By Tim Sandle     Nov 2, 2013 in Science
The sixty NIH chimpanzees that were set to enjoy their remaining years at a sanctuary in Louisiana will have to wait a little longer due to "budgetary problems."
Digital Journal has covered the issue of U.S. research chimps several times over the past two years. Most recently, in June 2013, we reported that the U.S. National Institutes of Health (NIH) issued a heavily-anticipated decision to retire nearly 90 percent of its chimpanzees. This was centered on a the Council of Councils, a federal advisory group, report called "Chimpanzees in Biomedical and Behavioral Research: Assessing the Necessity."
However, the news has since come in that government inaction has delayed the retirement of sixty NIH research chimps. Specifically, the lack of an appropriations bill has delayed needed tweaks to the Chimp Act, which caps the amount of money the NIH can dedicate to the care of its sanctuary-housed chimps at $30 million.

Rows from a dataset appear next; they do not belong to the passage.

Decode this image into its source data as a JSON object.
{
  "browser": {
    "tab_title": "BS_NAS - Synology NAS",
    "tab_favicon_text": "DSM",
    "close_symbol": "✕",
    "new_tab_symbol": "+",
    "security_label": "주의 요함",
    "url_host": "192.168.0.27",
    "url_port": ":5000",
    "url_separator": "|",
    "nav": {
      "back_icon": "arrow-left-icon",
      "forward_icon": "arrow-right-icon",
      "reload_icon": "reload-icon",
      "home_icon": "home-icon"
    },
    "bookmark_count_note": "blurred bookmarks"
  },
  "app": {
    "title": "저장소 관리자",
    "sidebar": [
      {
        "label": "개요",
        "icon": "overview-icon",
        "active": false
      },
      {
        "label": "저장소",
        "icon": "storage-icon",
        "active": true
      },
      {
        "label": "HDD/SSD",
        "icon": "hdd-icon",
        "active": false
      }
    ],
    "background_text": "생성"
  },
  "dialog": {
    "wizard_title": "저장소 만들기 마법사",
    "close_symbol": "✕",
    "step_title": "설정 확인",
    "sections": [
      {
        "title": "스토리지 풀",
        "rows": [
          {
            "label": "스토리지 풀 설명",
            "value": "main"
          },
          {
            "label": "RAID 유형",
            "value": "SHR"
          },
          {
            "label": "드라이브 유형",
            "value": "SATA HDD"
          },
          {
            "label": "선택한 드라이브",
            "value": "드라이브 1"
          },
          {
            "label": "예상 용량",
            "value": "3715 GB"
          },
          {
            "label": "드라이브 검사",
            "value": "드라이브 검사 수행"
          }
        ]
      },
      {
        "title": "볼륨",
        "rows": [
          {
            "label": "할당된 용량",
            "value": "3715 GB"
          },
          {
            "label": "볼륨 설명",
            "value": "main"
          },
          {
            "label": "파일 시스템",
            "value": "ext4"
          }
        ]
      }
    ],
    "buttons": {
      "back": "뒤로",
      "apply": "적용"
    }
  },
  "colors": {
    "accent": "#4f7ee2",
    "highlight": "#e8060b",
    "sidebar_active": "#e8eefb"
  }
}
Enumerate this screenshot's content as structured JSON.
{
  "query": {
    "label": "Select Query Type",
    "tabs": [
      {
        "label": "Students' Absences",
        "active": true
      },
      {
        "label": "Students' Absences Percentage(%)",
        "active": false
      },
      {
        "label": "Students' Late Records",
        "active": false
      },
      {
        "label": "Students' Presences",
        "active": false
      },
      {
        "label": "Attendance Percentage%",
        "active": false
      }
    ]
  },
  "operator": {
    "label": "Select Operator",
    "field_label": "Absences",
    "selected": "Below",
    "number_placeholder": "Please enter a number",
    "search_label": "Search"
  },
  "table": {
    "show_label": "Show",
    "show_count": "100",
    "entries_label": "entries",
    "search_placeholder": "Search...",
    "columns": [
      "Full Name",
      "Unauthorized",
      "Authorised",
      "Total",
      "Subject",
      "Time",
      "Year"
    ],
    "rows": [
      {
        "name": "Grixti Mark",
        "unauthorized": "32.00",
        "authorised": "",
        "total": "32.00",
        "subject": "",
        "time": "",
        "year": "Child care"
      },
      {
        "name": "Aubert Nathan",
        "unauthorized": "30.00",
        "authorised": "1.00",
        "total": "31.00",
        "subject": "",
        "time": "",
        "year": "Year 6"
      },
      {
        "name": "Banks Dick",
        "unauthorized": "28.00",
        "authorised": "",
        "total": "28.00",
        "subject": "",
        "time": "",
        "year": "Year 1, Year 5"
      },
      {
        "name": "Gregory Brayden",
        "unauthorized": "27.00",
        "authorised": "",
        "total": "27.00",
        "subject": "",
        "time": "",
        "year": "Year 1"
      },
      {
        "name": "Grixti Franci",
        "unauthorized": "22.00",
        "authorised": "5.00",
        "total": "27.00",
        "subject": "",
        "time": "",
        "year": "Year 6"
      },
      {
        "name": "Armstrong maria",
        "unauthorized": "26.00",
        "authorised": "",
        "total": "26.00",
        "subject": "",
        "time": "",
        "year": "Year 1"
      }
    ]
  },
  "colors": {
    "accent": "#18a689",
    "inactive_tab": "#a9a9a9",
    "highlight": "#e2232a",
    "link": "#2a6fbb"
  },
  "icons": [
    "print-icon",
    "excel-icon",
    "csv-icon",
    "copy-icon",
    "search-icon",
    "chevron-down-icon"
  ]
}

Despite there being wide bipartisan support for amending the law, somehow the permission slip got lost during the mess that was the government shutdown.
Describing the background, Kathy Hudson, NIH Deputy Director for Science, Outreach and Policy, told ABC News that: "We have hit this wall, and we need this fixed, or else come mid- to end-November, we will not be able to pay Chimp Haven to take care of these animals. Scientifically, ethically, and economically, that is a bad idea."
In the meantime, the chimps will need to wait a little longer to reach their retirement home.